The movement, however, has rifts. Many within the Muslim Brotherhood seek Islamic rule for Egypt. Others accuse the Brotherhood of trying to hijack the revolution for their own political gain and colluding with the government security forces. Indignant and claiming the continued protest are harming the nation's economy, leaders of the Islamic faction order their members to leave the square. Magdy, for one, doesn't agree, but he is loyal and obedient, so he goes.

Soon after, the military rolls in and reclaims the square again. But thus is revolution, and by the fall, with no change in sight, the protests resume and intensify. They try to take over the state television building and are repelled by barbed wire, clubs, gunfire and assault vehicles. Autopsies are suppressed to keep families from knowing their loved ones were shot. The phrase "Martyr of the Revolution" becomes increasingly common.

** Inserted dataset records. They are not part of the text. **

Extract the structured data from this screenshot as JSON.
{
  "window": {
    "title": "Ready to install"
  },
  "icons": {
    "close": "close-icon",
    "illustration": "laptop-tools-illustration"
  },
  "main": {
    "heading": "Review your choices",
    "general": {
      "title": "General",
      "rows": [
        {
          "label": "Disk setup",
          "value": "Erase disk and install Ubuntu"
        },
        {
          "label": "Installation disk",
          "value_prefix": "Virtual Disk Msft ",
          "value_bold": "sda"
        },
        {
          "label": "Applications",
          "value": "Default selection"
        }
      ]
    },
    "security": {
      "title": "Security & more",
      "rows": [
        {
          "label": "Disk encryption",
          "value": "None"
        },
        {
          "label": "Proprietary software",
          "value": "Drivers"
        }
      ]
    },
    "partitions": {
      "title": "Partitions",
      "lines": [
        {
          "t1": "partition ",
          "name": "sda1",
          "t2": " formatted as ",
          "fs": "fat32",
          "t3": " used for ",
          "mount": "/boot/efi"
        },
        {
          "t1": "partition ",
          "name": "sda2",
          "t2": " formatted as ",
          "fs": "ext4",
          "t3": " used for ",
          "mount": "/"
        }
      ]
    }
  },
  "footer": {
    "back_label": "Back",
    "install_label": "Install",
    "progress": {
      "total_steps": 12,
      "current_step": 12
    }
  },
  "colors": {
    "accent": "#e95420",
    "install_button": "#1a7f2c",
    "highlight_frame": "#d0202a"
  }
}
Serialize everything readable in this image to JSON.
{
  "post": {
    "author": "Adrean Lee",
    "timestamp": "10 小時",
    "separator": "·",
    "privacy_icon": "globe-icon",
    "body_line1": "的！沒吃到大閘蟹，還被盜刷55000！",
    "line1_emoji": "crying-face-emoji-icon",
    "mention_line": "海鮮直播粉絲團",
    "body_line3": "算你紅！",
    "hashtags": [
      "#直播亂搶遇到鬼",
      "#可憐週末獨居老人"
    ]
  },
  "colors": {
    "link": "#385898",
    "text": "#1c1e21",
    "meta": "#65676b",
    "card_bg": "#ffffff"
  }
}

Then, the fourth time the people occupy Tahrir Square, the peaceful aspect of the protest is lost. In Ahmed's words, "It became a war, not a revolution." Rock throwing is met by volleys of live ammunition. You cannot watch this and not feel deeply for the protesters, who are now branded traitors by the media. And the military insists they will hold free elections to look like the "good guys," in full knowledge that it will mean no regime change and the backing of the Muslim Brotherhood, who stand to gain in winter elections ... and they do.

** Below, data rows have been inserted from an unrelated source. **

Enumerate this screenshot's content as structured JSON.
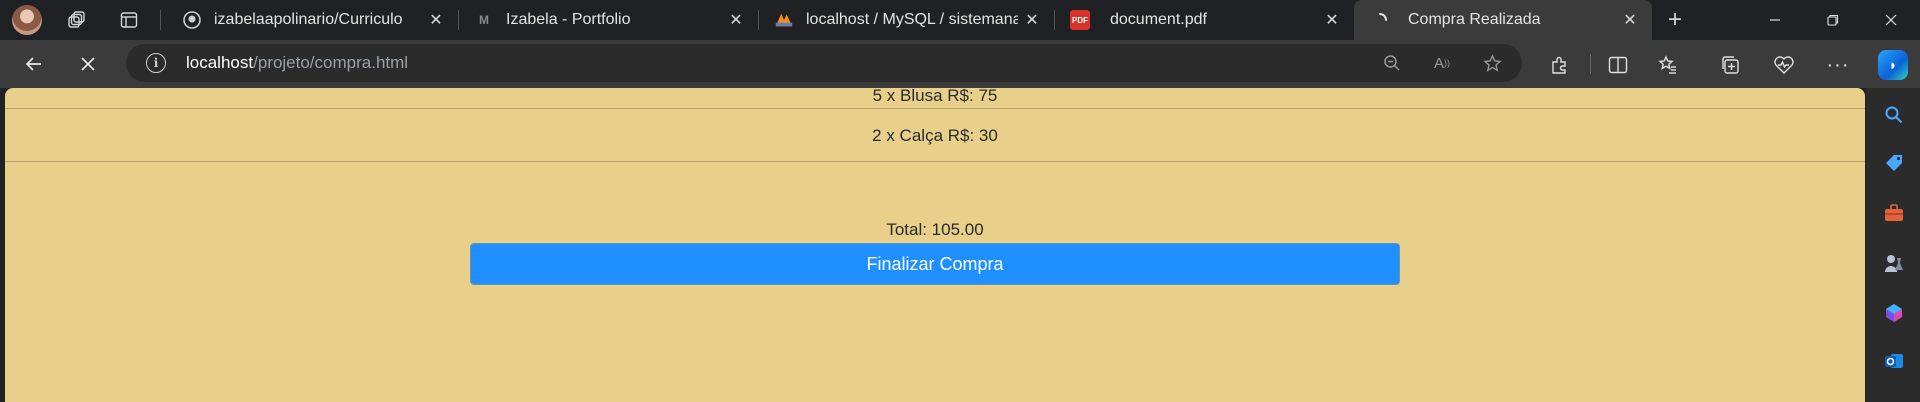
{
  "browser": {
    "tabs": [
      {
        "title": "izabelaapolinario/Curriculo",
        "favicon": "github-icon"
      },
      {
        "title": "Izabela - Portfolio",
        "favicon": "portfolio-icon"
      },
      {
        "title": "localhost / MySQL / sistemanacj",
        "favicon": "phpmyadmin-icon"
      },
      {
        "title": "document.pdf",
        "favicon": "pdf-icon"
      },
      {
        "title": "Compra Realizada",
        "favicon": "loading-icon",
        "active": true
      }
    ],
    "address": {
      "host": "localhost",
      "path": "/projeto/compra.html"
    }
  },
  "page": {
    "background": "#e8d08a",
    "items": [
      {
        "text": "5 x Blusa R$: 75"
      },
      {
        "text": "2 x Calça R$: 30"
      }
    ],
    "total_text": "Total: 105.00",
    "finalize_label": "Finalizar Compra",
    "finalize_color": "#1e90ff"
  }
}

In May of 2012, Presidential elections are held, but with only two candidates -- an Islamic fundamentalist put up by the Brotherhood and the last Prime Minister appointed by Mubarak. It's not much of a choice for those like Ahmed who see whoever succeeds as a new face painted on old tyranny. Then, when Dr. Mohamed Morsi of the Brotherhood wins by a slim margin, many revolutionaries say they'll give him 100 days to prove he's different, else they will resume protests.

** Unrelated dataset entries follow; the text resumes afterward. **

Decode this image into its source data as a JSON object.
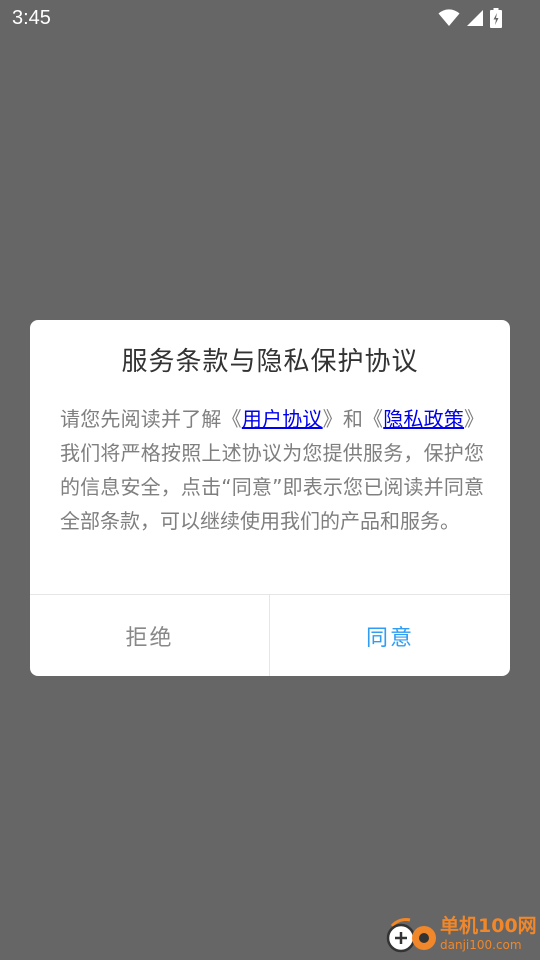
{
  "status_bar": {
    "time": "3:45",
    "icons": [
      "wifi-icon",
      "cellular-signal-icon",
      "battery-charging-icon"
    ]
  },
  "dialog": {
    "title": "服务条款与隐私保护协议",
    "body": {
      "before_link1": "请您先阅读并了解《",
      "link1": "用户协议",
      "between_links": "》和《",
      "link2": "隐私政策",
      "after_link2": "》我们将严格按照上述协议为您提供服务，保护您的信息安全，点击“同意”即表示您已阅读并同意全部条款，可以继续使用我们的产品和服务。"
    },
    "reject_label": "拒绝",
    "agree_label": "同意"
  },
  "watermark": {
    "brand": "单机100网",
    "url": "danji100.com"
  },
  "colors": {
    "overlay": "#666666",
    "dialog_bg": "#ffffff",
    "title_text": "#333333",
    "body_text": "#7f7f7f",
    "link": "#0000ee",
    "agree_button": "#2f9df4",
    "reject_button": "#888888",
    "watermark": "#f0872a"
  }
}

But after 150 days, little changes. In fact, by 2013 Morsi drafts a constitution to favor Muslim rule and grant himself unchecked powers. The revolutionaries see the writing on the wall and know that they need to act against this "New Egyptian Pharaoh." Once more, they take to Tahrir Square with tents, guitars, chants and demands for a new, equitable constitution. Morsi responds by inciting his loyal Muslim followers to oust the protesters. And they do. And it is bloody.

The next step is a general strike in the summer of 2013. This time, however, it's not just a gathering at Tahrir Square. millions of Egyptians took to the street. Christians and Muslims alike called for an end to the Pharaoh's regime. It made the Mubarak protests look tiny by comparison. Still, the Muslim Brotherhood holds a counter sit-in. Violence is feared. To avert disaster, the military comes forward once again, relieves Morsi of power, suspends the current constitution and announces new elections will be held. But clashes occurred thereafter and some civilians died, perhaps Magdy among them.

The first version of this film premiered at Sundance in January 2013 and won the Audience Award for World Cinema in the documentary category. Noujaim updated the ending to include the events of the following summer, and the film won the Kalba People's Choice Award in the documentary category at Toronto in the fall. It was subsequently nominated for the Academy Award in the category Best Documentary Feature. It's an impressive piece of work, to be sure.